On 09/09/2019 20:19, Boris Ostrovsky wrote:
> On 9/8/19 7:37 PM, Igor Druzhinin wrote:
>> On 09/09/2019 00:30, Boris Ostrovsky wrote:
>>> On 9/8/19 5:11 PM, Igor Druzhinin wrote:
>>>> On 08/09/2019 19:28, Boris Ostrovsky wrote:
>>>>> On 9/6/19 7:00 PM, Igor Druzhinin wrote:
>>>>>> On 06/09/2019 23:30, Boris Ostrovsky wrote:
>>>>>>> Where is MCFG parsed? pci_arch_init()?
>>>>>>>> It happens twice:
>>>>>> 1) first time early one in pci_arch_init() that is arch_initcall - that
>>>>>> time pci_mmcfg_list will be freed immediately there because MCFG area is
>>>>>> not reserved in E820;
>>>>>> 2) second time late one in acpi_init() which is subsystem_initcall right
>>>>>> before where PCI enumeration starts - this time ACPI tables will be
>>>>>> checked for a reserved resource and pci_mmcfg_list will be finally
>>>>>> populated.
>>>>>>
>>>>>> The problem is that on a system that doesn't have MCFG area reserved in
>>>>>> E820 pci_mmcfg_list is empty before acpi_init() and our PCI hooks are
>>>>>> called in the same place. So MCFG is still not in use by Xen at this
>>>>>> point since we haven't reached our xen_mcfg_late().
>>>>> Would it be possible for us to parse MCFG ourselves in pci_xen_init()? I
>>>>> realize that we'd be doing this twice (or maybe even three times since
>>>>> apparently both pci_arch_init()Â and acpi_ini() do it).
>>>>>
>>>> I don't thine it makes sense:
>>>> a) it needs to be done after ACPI is initialized since we need to parse
>>>> it to figure out the exact reserved region - that's why it's currently
>>>> done in acpi_init() (see commit message for the reasons why)
>>> Hmm... We should be able to parse ACPI tables by the time
>>> pci_arch_init() is called. In fact, if you look at
>>> pci_mmcfg_early_init() you will see that it does just that.
>>>
>> The point is not to parse MCFG after acpi_init but to parse DSDT for
>> reserved resource which could be done only after ACPI initialization.
>
> OK, I think I understand now what you are trying to do --- you are
> essentially trying to account for the range inserted by
> setup_mcfg_map(), right?
>

Actually, pci_mmcfg_late_init() that's called out of acpi_init() -
that's where MCFG areas are properly sized. setup_mcfg_map() is mostly
for bus hotplug where MCFG area is discovered by evaluating _CBA method;
for cold-plugged buses it just confirms that MCFG area is already
registered because it is mandated for them to be in MCFG table at boot time.

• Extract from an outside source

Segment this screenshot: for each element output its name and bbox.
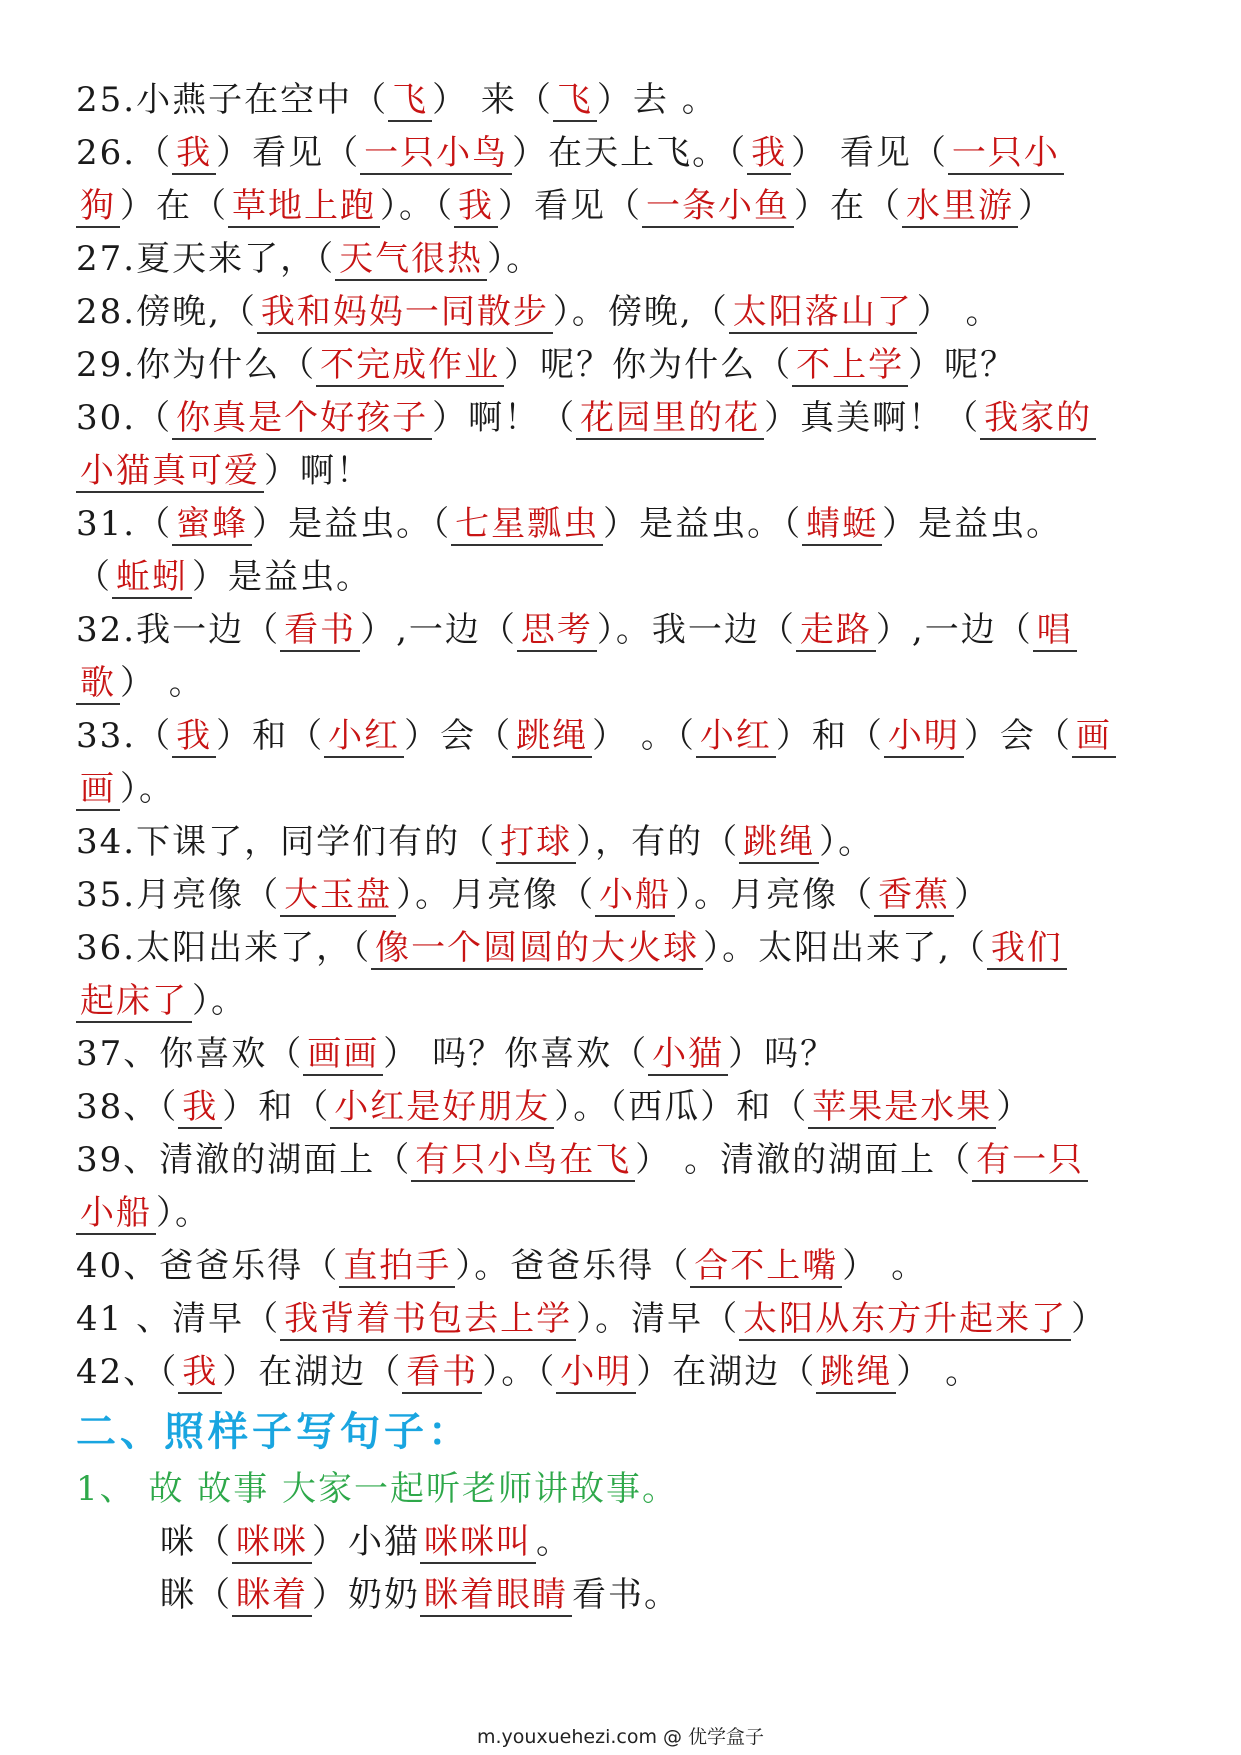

> The other question I have is why you think it's worth keeping
> xen_mcfg_late() as a late initcall. How could MCFG info be updated
> between acpi_init() and late_initcalls being run? I'd think it can only
> happen when a new device is hotplugged.
>

It was a precaution against setup_mcfg_map() calls that might add new
areas that are not in MCFG table but for some reason have _CBA method.
It's obviously a "firmware is broken" scenario so I don't have strong
feelings to keep it here. Will prefer to remove in v2 if you want.

Igor